Pablo Bernal, de Vanguard, señala que la tendencia al alza de las previsiones de beneficios empresariales, en comparación con el pasado reciente, es más pronunciada en las empresas de pequeña capitalización, de valor y de los mercados emergentes. Siendo más moderado entre las empresas estadounidenses de crecimiento y las Siete Magníficas. 

Un mercado más democratizado

Esto se hace evidente en la creciente brecha entre el crecimiento previsto del beneficio por acción para los próximos 12 meses y el crecimiento real del beneficio por acción de los últimos 12 meses, tanto en la renta variable estadounidense como en la de los mercados emergentes.

El ciclo de expansión de la IA es una tendencia clave que favorece un impulso de beneficios más sólido y amplio. El gasto en capital para IA, en constante aumento, de los «hiperescaladores», grandes empresas tecnológicas que construyen y gestionan una amplia infraestructura en la nube optimizada para la IA, se estima en unos 800.000 millones de dólares este año.

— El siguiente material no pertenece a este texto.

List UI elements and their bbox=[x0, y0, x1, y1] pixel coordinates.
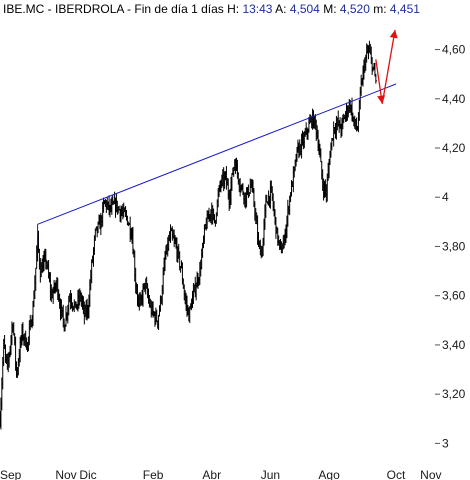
x-tick-label: Nov bbox=[55, 468, 76, 480]
svg-text:IBE.MC - IBERDROLA - Fin de dí: IBE.MC - IBERDROLA - Fin de día 1 días H… bbox=[3, 2, 420, 16]
header-name: IBERDROLA bbox=[55, 2, 124, 16]
x-tick-label: Feb bbox=[143, 468, 164, 480]
header-h-value: 13:43 bbox=[242, 2, 272, 16]
header-m-label: M: bbox=[320, 2, 340, 16]
header-a-value: 4,504 bbox=[290, 2, 320, 16]
price-bars bbox=[0, 40, 378, 430]
annotations bbox=[37, 29, 398, 247]
x-tick-label: Nov bbox=[420, 468, 441, 480]
price-bar bbox=[359, 74, 363, 96]
y-tick-label: 3,60 bbox=[442, 289, 466, 303]
header-interval: Fin de día 1 días bbox=[134, 2, 223, 16]
x-tick-label: Abr bbox=[202, 468, 221, 480]
header-separator: - bbox=[44, 2, 55, 16]
y-axis: 4,60 4,40 4,20 4 3,80 3,60 3,40 3,20 3 bbox=[435, 43, 466, 450]
x-axis: Sep Nov Dic Feb Abr Jun Ago Oct Nov bbox=[0, 468, 442, 480]
x-tick-label: Sep bbox=[0, 468, 22, 480]
header-h-label: H: bbox=[224, 2, 243, 16]
header-min-label: m: bbox=[370, 2, 390, 16]
y-tick-label: 4,40 bbox=[442, 92, 466, 106]
header-symbol: IBE.MC bbox=[3, 2, 45, 16]
header-a-label: A: bbox=[272, 2, 289, 16]
y-tick-label: 3,80 bbox=[442, 239, 466, 253]
y-tick-label: 3 bbox=[442, 436, 449, 450]
y-tick-label: 3,20 bbox=[442, 387, 466, 401]
header-separator: - bbox=[124, 2, 135, 16]
x-tick-label: Oct bbox=[387, 468, 406, 480]
header-m-value: 4,520 bbox=[340, 2, 370, 16]
chart-header: IBE.MC - IBERDROLA - Fin de día 1 días H… bbox=[3, 2, 420, 16]
x-tick-label: Dic bbox=[79, 468, 96, 480]
header-min-value: 4,451 bbox=[390, 2, 420, 16]
y-tick-label: 3,40 bbox=[442, 338, 466, 352]
y-tick-label: 4 bbox=[442, 190, 449, 204]
x-tick-label: Jun bbox=[261, 468, 280, 480]
y-tick-label: 4,60 bbox=[442, 43, 466, 57]
forecast-arrow bbox=[381, 29, 398, 104]
trendline bbox=[37, 83, 397, 225]
x-tick-label: Ago bbox=[318, 468, 340, 480]
y-tick-label: 4,20 bbox=[442, 141, 466, 155]
price-bar bbox=[374, 73, 378, 84]
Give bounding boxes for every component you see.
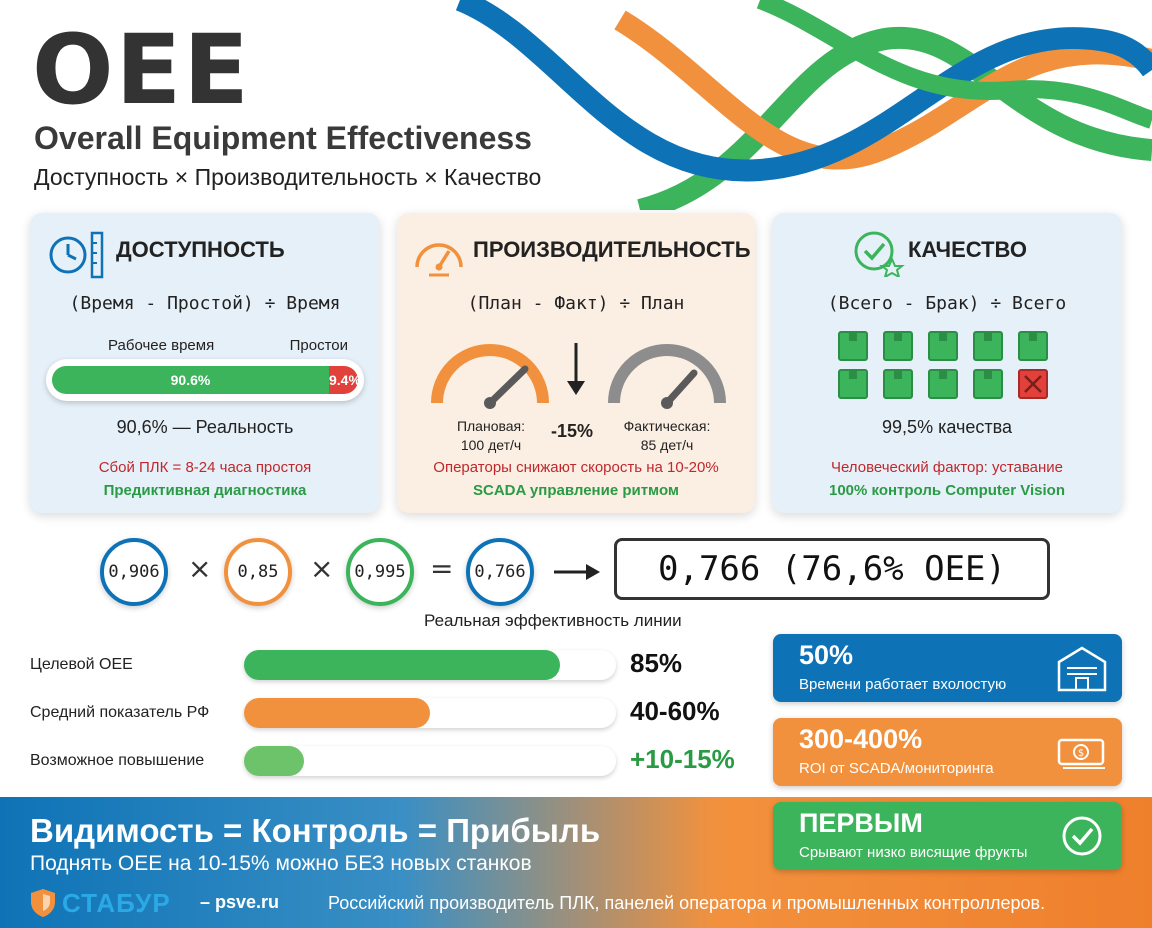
planned-rate: Плановая: 100 дет/ч: [456, 418, 526, 453]
stat-value: 50%: [799, 640, 854, 670]
availability-fix: Предиктивная диагностика: [103, 482, 307, 499]
availability-title: ДОСТУПНОСТЬ: [116, 237, 285, 262]
brand-name: СТАБУР: [62, 888, 171, 918]
stat-value: 300-400%: [799, 724, 923, 754]
availability-formula: (Время - Простой) ÷ Время: [69, 293, 341, 314]
availability-result: 90,6% — Реальность: [116, 417, 294, 437]
availability-bar: 90.6% 9.4%: [46, 359, 364, 401]
good-part-box: [883, 331, 913, 361]
planned-gauge: [431, 344, 549, 409]
performance-fix: SCADA управление ритмом: [472, 482, 680, 499]
good-part-box: [838, 331, 868, 361]
good-part-box: [973, 331, 1003, 361]
actual-gauge: [608, 344, 726, 409]
check-star-icon: [854, 231, 905, 277]
defect-part-box: [1018, 369, 1048, 399]
page-formula: Доступность × Производительность × Качес…: [34, 164, 542, 190]
oee-factor: 0,766: [466, 538, 534, 606]
quality-formula: (Всего - Брак) ÷ Всего: [827, 293, 1067, 314]
performance-delta: -15%: [551, 421, 594, 441]
comparison-value: 85%: [630, 648, 683, 678]
work-time-label: Рабочее время: [108, 337, 215, 354]
stat-caption: ROI от SCADA/мониторинга: [799, 760, 994, 777]
quality-factor: 0,995: [346, 538, 414, 606]
down-arrow-icon: [567, 343, 585, 395]
performance-title: ПРОИЗВОДИТЕЛЬНОСТЬ: [473, 237, 751, 262]
stat-caption: Времени работает вхолостую: [799, 676, 1007, 693]
shield-icon: [31, 889, 55, 917]
brand-site[interactable]: – psve.ru: [200, 892, 280, 912]
availability-factor: 0,906: [100, 538, 168, 606]
comparison-row: Целевой OEE 85%: [30, 646, 750, 686]
quality-result: 99,5% качества: [882, 417, 1012, 437]
stat-caption: Срывают низко висящие фрукты: [799, 844, 1028, 861]
quality-title: КАЧЕСТВО: [908, 237, 1028, 262]
performance-warning: Операторы снижают скорость на 10-20%: [433, 459, 719, 476]
comparison-value: +10-15%: [630, 744, 735, 774]
good-part-box: [928, 331, 958, 361]
good-part-box: [838, 369, 868, 399]
stat-box-roi: 300-400% ROI от SCADA/мониторинга $: [773, 718, 1122, 786]
quality-warning: Человеческий фактор: уставание: [830, 459, 1064, 476]
banner-title: Видимость = Контроль = Прибыль: [30, 812, 601, 849]
stat-box-first: ПЕРВЫМ Срывают низко висящие фрукты: [773, 802, 1122, 870]
comparison-fill: [244, 698, 430, 728]
banner-subtitle: Поднять OEE на 10-15% можно БЕЗ новых ст…: [30, 852, 532, 875]
availability-warning: Сбой ПЛК = 8-24 часа простоя: [98, 459, 312, 476]
brand-description: Российский производитель ПЛК, панелей оп…: [328, 893, 1046, 913]
money-icon: $: [1057, 738, 1105, 769]
times-sign: ×: [310, 552, 334, 585]
actual-rate: Фактическая: 85 дет/ч: [623, 418, 711, 453]
comparison-fill: [244, 746, 304, 776]
downtime-label: Простои: [289, 337, 348, 354]
good-part-box: [973, 369, 1003, 399]
stat-box-idle: 50% Времени работает вхолостую: [773, 634, 1122, 702]
performance-formula: (План - Факт) ÷ План: [467, 293, 685, 314]
comparison-row: Возможное повышение +10-15%: [30, 742, 750, 782]
stat-value: ПЕРВЫМ: [799, 808, 923, 838]
work-time-fill: 90.6%: [52, 366, 329, 394]
speedometer-icon: [415, 243, 463, 277]
comparison-label: Средний показатель РФ: [30, 704, 210, 721]
comparison-track: [244, 650, 616, 680]
quality-card: КАЧЕСТВО (Всего - Брак) ÷ Всего 99,5% ка…: [772, 213, 1122, 513]
comparison-track: [244, 746, 616, 776]
comparison-value: 40-60%: [630, 696, 720, 726]
page-title: OEE: [32, 14, 251, 126]
comparison-fill: [244, 650, 560, 680]
oee-equation: 0,906 × 0,85 × 0,995 = 0,766: [100, 532, 1100, 612]
comparison-row: Средний показатель РФ 40-60%: [30, 694, 750, 734]
comparison-label: Целевой OEE: [30, 656, 133, 673]
good-part-box: [928, 369, 958, 399]
oee-caption: Реальная эффективность линии: [424, 611, 682, 630]
oee-result-box: 0,766 (76,6% OEE): [614, 538, 1050, 600]
comparison-label: Возможное повышение: [30, 752, 205, 769]
times-sign: ×: [188, 552, 212, 585]
page-subtitle: Overall Equipment Effectiveness: [34, 120, 532, 156]
check-circle-icon: [1062, 816, 1102, 856]
quality-boxes: [838, 331, 1058, 411]
comparison-track: [244, 698, 616, 728]
good-part-box: [1018, 331, 1048, 361]
svg-text:$: $: [1078, 748, 1084, 759]
warehouse-icon: [1057, 646, 1107, 692]
arrow-right-icon: [554, 564, 600, 580]
good-part-box: [883, 369, 913, 399]
quality-fix: 100% контроль Computer Vision: [828, 482, 1065, 499]
availability-card: ДОСТУПНОСТЬ (Время - Простой) ÷ Время Ра…: [30, 213, 380, 513]
equals-sign: =: [430, 552, 454, 585]
performance-card: ПРОИЗВОДИТЕЛЬНОСТЬ (План - Факт) ÷ План …: [397, 213, 755, 513]
clock-ruler-icon: [49, 231, 104, 279]
decorative-waves: [455, 0, 1152, 210]
downtime-fill: 9.4%: [329, 366, 361, 394]
performance-factor: 0,85: [224, 538, 292, 606]
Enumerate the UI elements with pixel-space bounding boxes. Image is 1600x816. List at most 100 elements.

Este desembolso ya se está traduciendo en unos ingresos sistemáticamente mejores de lo esperado para las empresas vinculadas a la cadena de suministro global de infraestructura de IA. Entre las beneficiarias se encuentran empresas de los sectores de litografía, fundición, memoria y almacenamiento de la fabricación de semiconductores.

Pero estos efectos no se limitan a los semiconductores, sino que también afectan a los sectores físicos implicados en la construcción, el suministro eléctrico y la refrigeración de los centros de datos, así como a las empresas de los sectores de la energía, los servicios públicos, la industria y los materiales.

Por todo ello, es poco probable que los efectos en cadena de la IA se detengan ahí. En ese sentido, las empresas, más allá de las que se dedican directamente a la infraestructura de IA, se beneficiarán a medida que la IA se extienda por toda la economía y aumente la productividad.